In the summer of 2023, Chalamet said, "I felt like I hit a runner's high" in the preparation.
"I felt like my muscles were strong and I was well prepared, and that every day was sort of just chipping away slowly at this bigger thing," he said.
Just as Chalamet was ready, Hollywood actors went on strike, and he worried that funding or casting might fall apart. The final go-ahead to start filming came in March 2024.
DYLAN WEIGHS IN
The real-life Dylan provided input on the script to director James Mangold but never met or spoke with Chalamet, though he recently described the star as "a brilliant actor."
"I'm sure he's going to be completely believable as me. Or a younger me. Or some other me," Dylan wrote on social media platform X.
Chalamet's performance has earned praise from critics and predictions that he could garner his second Oscar nomination. He and co-star Edward Norton were nominated for Golden Globes.
Other co-stars include Elle Fanning, who plays girlfriend Suze Rotolo who appeared on the cover of the album "The Freewheelin' Bob Dylan" but goes by the name Sylvie Russo in the film.
Monica Barbaro portrays singer Joan Baez, who had already landed on the cover of Time magazine when her career intersected with Dylan's. At the time, Baez was trying to figure out how to use her platform as an activist.
"Bob came in and was kind of a mess of a boy, but also an absolute poet and brilliant lyricist, and was putting words to all of these things that she felt," Barbaro said. "On top of his charisma, I think, she just was sort of magnetized to him."

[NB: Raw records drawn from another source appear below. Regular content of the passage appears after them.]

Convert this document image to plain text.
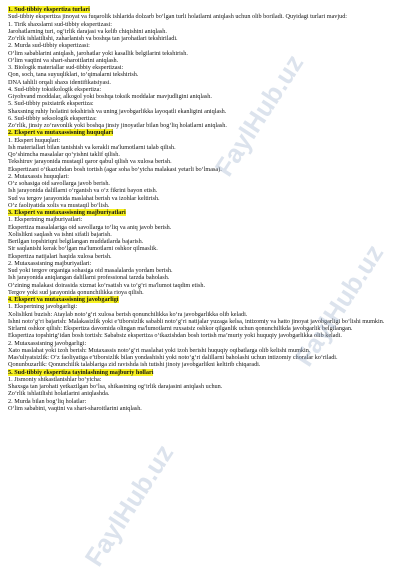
1. Sud-tibbiy ekspertiza turlari
Sud-tibbiy ekspertiza jinoyat va fuqarolik ishlarida dolzarb bo‘lgan turli holatlarni aniqlash uchun olib boriladi. Quyidagi turlari mavjud:
1. Tirik shaxslarni sud-tibbiy ekspertizasi:
Jarohatlarning turi, og‘irlik darajasi va kelib chiqishini aniqlash.
Zo‘rlik ishlatilishi, zaharlanish va boshqa tan jarohatlari tekshiriladi.
2. Murda sud-tibbiy ekspertizasi:
O‘lim sabablarini aniqlash, jarohatlar yoki kasallik belgilarini tekshirish.
O‘lim vaqtini va shart-sharoitlarini aniqlash.
3. Biologik materiallar sud-tibbiy ekspertizasi:
Qon, soch, tana suyuqliklari, to‘qimalarni tekshirish.
DNA tahlili orqali shaxs identifikatsiyasi.
4. Sud-tibbiy toksikologik ekspertiza:
Giyohvand moddalar, alkogol yoki boshqa toksik moddalar mavjudligini aniqlash.
5. Sud-tibbiy psixiatrik ekspertiza:
Shaxsning ruhiy holatini tekshirish va uning javobgarlikka layoqatli ekanligini aniqlash.
6. Sud-tibbiy seksologik ekspertiza:
Zo‘rlik, jinsiy zo‘ravonlik yoki boshqa jinsiy jinoyatlar bilan bog‘liq holatlarni aniqlash.
2. Ekspert va mutaxassisning huquqlari
1. Ekspert huquqlari:
Ish materiallari bilan tanishish va kerakli ma'lumotlarni talab qilish.
Qo‘shimcha masalalar qo‘yishni taklif qilish.
Tekshiruv jarayonida mustaqil qaror qabul qilish va xulosa berish.
Ekspertizani o‘tkazishdan bosh tortish (agar soha bo‘yicha malakasi yetarli bo‘lmasa).
2. Mutaxassis huquqlari:
O‘z sohasiga oid savollarga javob berish.
Ish jarayonida dalillarni o‘rganish va o‘z fikrini bayon etish.
Sud va tergov jarayonida maslahat berish va izohlar keltirish.
O‘z faoliyatida xolis va mustaqil bo‘lish.
3. Ekspert va mutaxassisning majburiyatlari
1. Ekspertning majburiyatlari:
Ekspertiza masalalariga oid savollarga to‘liq va aniq javob berish.
Xolislikni saqlash va ishni sifatli bajarish.
Berilgan topshiriqni belgilangan muddatlarda bajarish.
Sir saqlanishi kerak bo‘lgan ma'lumotlarni oshkor qilmaslik.
Ekspertiza natijalari haqida xulosa berish.
2. Mutaxassisning majburiyatlari:
Sud yoki tergov organiga sohasiga oid masalalarda yordam berish.
Ish jarayonida aniqlangan dalillarni professional tarzda baholash.
O‘zining malakasi doirasida xizmat ko‘rsatish va to‘g‘ri ma'lumot taqdim etish.
Tergov yoki sud jarayonida qonunchilikka rioya qilish.
4. Ekspert va mutaxassisning javobgarligi
1. Ekspertning javobgarligi:
Xolislikni buzish: Ataylab noto‘g‘ri xulosa berish qonunchilikka ko‘ra javobgarlikka olib keladi.
Ishni noto‘g‘ri bajarish: Malakasizlik yoki e’tiborsizlik sababli noto‘g‘ri natijalar yuzaga kelsa, intizomiy va hatto jinoyat javobgarligi bo‘lishi mumkin.
Sirlarni oshkor qilish: Ekspertiza davomida olingan ma'lumotlarni ruxsatsiz oshkor qilganlik uchun qonunchilikda javobgarlik belgilangan.
Ekspertiza topshirig‘idan bosh tortish: Sababsiz ekspertiza o‘tkazishdan bosh tortish ma’muriy yoki huquqiy javobgarlikka olib keladi.
2. Mutaxassisning javobgarligi:
Xato maslahat yoki izoh berish: Mutaxassis noto‘g‘ri maslahat yoki izoh berishi huquqiy oqibatlarga olib kelishi mumkin.
Mas'uliyatsizlik: O‘z faoliyatiga e’tiborsizlik bilan yondashishi yoki noto‘g‘ri dalillarni baholashi uchun intizomiy choralar ko‘riladi.
Qonunbuzarlik: Qonunchilik talablariga zid ravishda ish tutishi jinoiy javobgarlikni keltirib chiqaradi.
5. Sud-tibbiy ekspertiza tayinlashning majburiy hollari
1. Jismoniy shikastlanishlar bo‘yicha:
Shaxsga tan jarohati yetkazilgan bo‘lsa, shikastning og‘irlik darajasini aniqlash uchun.
Zo‘rlik ishlatilishi holatlarini aniqlashda.
2. Murda bilan bog‘liq holatlar:
O‘lim sababini, vaqtini va shart-sharoitlarini aniqlash.
FaylHub.uz
FaylHub.uz
FaylHub.uz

Norton plays Pete Seeger, a banjo player and prominent singer of protest music who mentored Dylan.
"I think a lot of people have lost sight of who these people actually were and what they did and what they sounded like," Norton said. "If we can get some people tuning in again, that's probably worth the whole enterprise."
Chalamet agreed.
Dylan is "one of these names that is iconic to my generation," the 28-year-old said. "You know the name, but because he's such an elusive figure and a reclusive figure ... a lot of people my age don't know the music."
"This felt like an opportunity to be a bridge in some way and bring life to this amazing period," he added.